Nos anos 1940, 1950 e 1960, a partir de uma reunião entre o Padre Abel Varzim e membros do PCP, avançou a aproximação entre comunistas e sectores católicos. O Bispo do Porto, D. António Ferreira Gomes, que enfrentou a ditadura em 1958, e muitas centenas de católicos integraram e alavancaram a luta democrática, antifascista e anticolonial.

Em grandes e pequenas lutas, em toda a parte, nas prisões e até no combate à tortura e aos assassínios fascistas, na decisiva luta de massas, dos trabalhadores e do povo, pela liberdade e contra a guerra, a convergência e unidade na luta, do PCP com os crentes progressistas e destes com os comunistas e outros democratas trouxeram o País até ao 25 de Abril de 1974 e às avenidas da democracia, da igualdade, da fraternidade e da paz.

O PCP deu um importante contributo para a convergência de católicos e outros crentes, comunistas e outros democratas, e a justeza desta orientação comprovou-se na participação de “católicos da revolução”, padres e leigos progressistas, nos movimentos sociais, nas frentes da unidade antifascista, nas lutas da crise da ditadura, na Revolução de Abril e, até hoje, na construção e defesa da democracia, confirmando o respeito mútuo, entre o PCP e os crentes progressistas, como único pela sua natureza e relevância na vida política nacional.

Em 1974, com milhares de católicos inscritos no PCP, Álvaro Cunhal afirmou em Braga uma ideia de grande actualidade: “os comunistas defendem boas relações do Estado com a Igreja. Esta política não se baseia em critérios de oportunidade, mas sim numa posição de princípio. O mundo evolui e a Igreja Católica mostra indícios de evolução positiva, (que hoje se confirma). Confiamos que os mais esclarecidos compreendam a sinceridade (e) as profundas implicações para o presente e o futuro desta posição do PCP”.
Estas relações aprofundaram-se e tornaram-se num novo contexto de aproximação, em que muitos crentes se revêem, em diálogo e convergência, com confiança na luta transformadora protagonizada pelos comunistas e muitos outros democratas..

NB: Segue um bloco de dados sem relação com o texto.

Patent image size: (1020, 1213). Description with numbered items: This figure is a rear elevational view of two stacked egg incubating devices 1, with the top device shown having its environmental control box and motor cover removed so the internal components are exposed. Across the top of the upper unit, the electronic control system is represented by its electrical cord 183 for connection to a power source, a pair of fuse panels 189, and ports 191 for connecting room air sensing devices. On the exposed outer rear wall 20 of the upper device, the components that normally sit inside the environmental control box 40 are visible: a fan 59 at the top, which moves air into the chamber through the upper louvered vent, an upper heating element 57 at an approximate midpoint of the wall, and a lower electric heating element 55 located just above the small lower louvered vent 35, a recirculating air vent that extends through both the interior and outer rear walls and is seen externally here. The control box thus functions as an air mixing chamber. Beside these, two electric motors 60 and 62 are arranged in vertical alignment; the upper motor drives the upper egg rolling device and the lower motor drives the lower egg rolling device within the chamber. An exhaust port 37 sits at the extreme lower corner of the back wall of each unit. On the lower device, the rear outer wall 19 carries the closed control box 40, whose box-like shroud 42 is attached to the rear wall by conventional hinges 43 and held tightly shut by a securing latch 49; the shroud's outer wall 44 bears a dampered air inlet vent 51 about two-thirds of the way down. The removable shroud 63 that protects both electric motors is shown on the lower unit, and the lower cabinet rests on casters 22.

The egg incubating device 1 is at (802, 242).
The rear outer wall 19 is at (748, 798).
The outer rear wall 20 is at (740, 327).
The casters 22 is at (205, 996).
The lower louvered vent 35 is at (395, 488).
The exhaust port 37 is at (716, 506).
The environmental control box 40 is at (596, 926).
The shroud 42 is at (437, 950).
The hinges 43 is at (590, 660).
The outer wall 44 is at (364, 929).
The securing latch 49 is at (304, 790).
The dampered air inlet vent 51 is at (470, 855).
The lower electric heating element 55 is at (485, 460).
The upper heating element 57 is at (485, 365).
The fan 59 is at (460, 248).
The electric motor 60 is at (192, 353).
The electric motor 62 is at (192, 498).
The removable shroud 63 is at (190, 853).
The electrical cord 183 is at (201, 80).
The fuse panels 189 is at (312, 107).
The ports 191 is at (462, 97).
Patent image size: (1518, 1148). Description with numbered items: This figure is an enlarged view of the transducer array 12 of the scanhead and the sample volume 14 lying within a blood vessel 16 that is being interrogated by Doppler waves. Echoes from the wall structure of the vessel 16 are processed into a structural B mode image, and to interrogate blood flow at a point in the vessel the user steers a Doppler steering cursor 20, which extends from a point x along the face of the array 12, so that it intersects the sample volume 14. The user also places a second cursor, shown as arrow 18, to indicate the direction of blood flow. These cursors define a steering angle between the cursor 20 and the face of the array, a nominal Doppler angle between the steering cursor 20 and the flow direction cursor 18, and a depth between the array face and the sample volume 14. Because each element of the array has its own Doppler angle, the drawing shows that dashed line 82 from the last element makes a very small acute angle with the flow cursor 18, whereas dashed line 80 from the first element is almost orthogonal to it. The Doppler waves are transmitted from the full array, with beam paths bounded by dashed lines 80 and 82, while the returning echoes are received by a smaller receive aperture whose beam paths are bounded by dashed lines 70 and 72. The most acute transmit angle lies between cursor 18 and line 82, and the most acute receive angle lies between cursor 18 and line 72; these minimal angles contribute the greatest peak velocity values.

Hoje, numa situação grave para o País e o Mundo, as grandes causas de acção unitária, antifascista, progressista e de luta pela paz mantêm toda a actualidade, e também por isso, para além de diferenças de opinião que importa sempre continuar a debater, o XXII Congresso do PCP é um momento importante para ir mais longe na intervenção de católicos e crentes progressistas, em convergência com os comunistas e outros democratas comprometidos na defesa da soberania, por um Portugal com futuro e um mundo de justiça e paz.